Metals conservator, Tim Morris has co-ordinated the restoration project and supervised a dedicated team of volunteers. A considerable amount of research was done by Tim and his team, contacting David’s son Barry, reading David’s book of the voyage and his archive, looking at all the existing photographs and liaising with the curator to gain an understanding of how the boat should be restored. After consulting Barry Lewis, the decision was made to restore Ice Bird to appear as it did after being repaired at Palmer Station in 1973 by Dr David Lewis and American station staff before the second leg of its journey. Tim was able to get details from Barry on the colour of the boat and the anti-slip paint surface on the deck. Modifications that had been made since the Cape Town voyage (for Barry’s trip home) were noted and would need to be removed to authenticate David’s voyage.

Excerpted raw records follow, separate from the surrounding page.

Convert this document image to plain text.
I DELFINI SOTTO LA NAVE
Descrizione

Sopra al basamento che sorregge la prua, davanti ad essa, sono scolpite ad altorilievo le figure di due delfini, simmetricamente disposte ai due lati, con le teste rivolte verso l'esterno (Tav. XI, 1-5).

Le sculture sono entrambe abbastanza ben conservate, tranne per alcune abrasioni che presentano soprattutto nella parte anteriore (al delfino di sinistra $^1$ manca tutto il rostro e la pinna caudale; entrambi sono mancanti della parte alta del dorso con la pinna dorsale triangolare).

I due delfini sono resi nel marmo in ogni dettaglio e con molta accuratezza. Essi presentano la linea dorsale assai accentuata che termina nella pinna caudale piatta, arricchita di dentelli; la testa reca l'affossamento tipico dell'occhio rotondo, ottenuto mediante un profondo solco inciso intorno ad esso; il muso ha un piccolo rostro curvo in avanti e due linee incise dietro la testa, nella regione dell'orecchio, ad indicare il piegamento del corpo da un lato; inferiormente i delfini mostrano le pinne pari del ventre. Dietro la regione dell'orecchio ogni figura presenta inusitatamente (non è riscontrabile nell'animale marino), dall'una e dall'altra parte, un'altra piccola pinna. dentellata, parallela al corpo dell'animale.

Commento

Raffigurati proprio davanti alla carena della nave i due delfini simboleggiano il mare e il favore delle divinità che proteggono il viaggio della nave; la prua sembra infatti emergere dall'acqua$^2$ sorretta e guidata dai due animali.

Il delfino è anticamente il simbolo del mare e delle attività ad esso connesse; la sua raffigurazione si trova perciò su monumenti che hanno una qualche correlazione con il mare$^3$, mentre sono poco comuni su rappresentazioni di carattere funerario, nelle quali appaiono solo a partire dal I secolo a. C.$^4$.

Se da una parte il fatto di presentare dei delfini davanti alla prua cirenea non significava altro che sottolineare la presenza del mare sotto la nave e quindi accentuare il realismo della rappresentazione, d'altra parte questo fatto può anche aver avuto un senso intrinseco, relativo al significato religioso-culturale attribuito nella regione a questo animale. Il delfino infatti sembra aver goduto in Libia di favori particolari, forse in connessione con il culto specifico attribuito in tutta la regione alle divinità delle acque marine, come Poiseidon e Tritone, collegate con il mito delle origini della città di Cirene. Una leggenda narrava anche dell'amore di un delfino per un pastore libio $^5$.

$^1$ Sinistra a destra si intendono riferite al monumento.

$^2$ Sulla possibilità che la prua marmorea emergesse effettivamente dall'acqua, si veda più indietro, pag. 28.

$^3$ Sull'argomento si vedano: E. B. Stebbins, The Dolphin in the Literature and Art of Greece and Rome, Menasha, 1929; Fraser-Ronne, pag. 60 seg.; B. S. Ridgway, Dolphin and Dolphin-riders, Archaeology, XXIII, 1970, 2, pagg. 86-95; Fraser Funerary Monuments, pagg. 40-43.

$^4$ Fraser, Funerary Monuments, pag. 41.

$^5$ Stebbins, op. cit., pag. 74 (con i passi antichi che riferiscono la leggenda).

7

All the lead had been removed from Ice Bird in the early 1980s but there was still some areas of corrosion which were removed with a needle gun and a new section of steal was cut to match the one removed from the keel during previous treatment. This piece was then screwed into place so that further inspections could be made in the future. The boat has been repainted with turps based enamel similar to the type of paint available in the 1970’s. The underwater section was painted with a zinc based undercoat although it did not need the anti-fouling agent that the original paint had in it. The section above the waterline was painted with chromate yellow. The colours was matched as closely as possible to photographs taken at Palmer Station.
The deck was originally painted with a rubber based paint first, with cork particles thrown over it to help with grip, before applying another coat of paint. As the cork is easily damaged when it is trodden on, paving paint and corn cob was used in the restoration process instead.
Some of the original stencils were still on board, so they could be used to apply the name onto the side of the boat. The stencil for the penguin was replicated from photographs and painted on by volunteer, Colin Watts. The insulation around the window seals was repaired and repainted. The contents have been placed back inside the cabin.
Ice Bird has been prepared and restored to its 1973 days, after refurbishment at Palmer Antarctic Station. This interesting restoration project has bought the amazing story of Dr David Lewis’s Antarctic adventure to life, so it can be shared with the public soon at the Powerhouse Discovery Centre.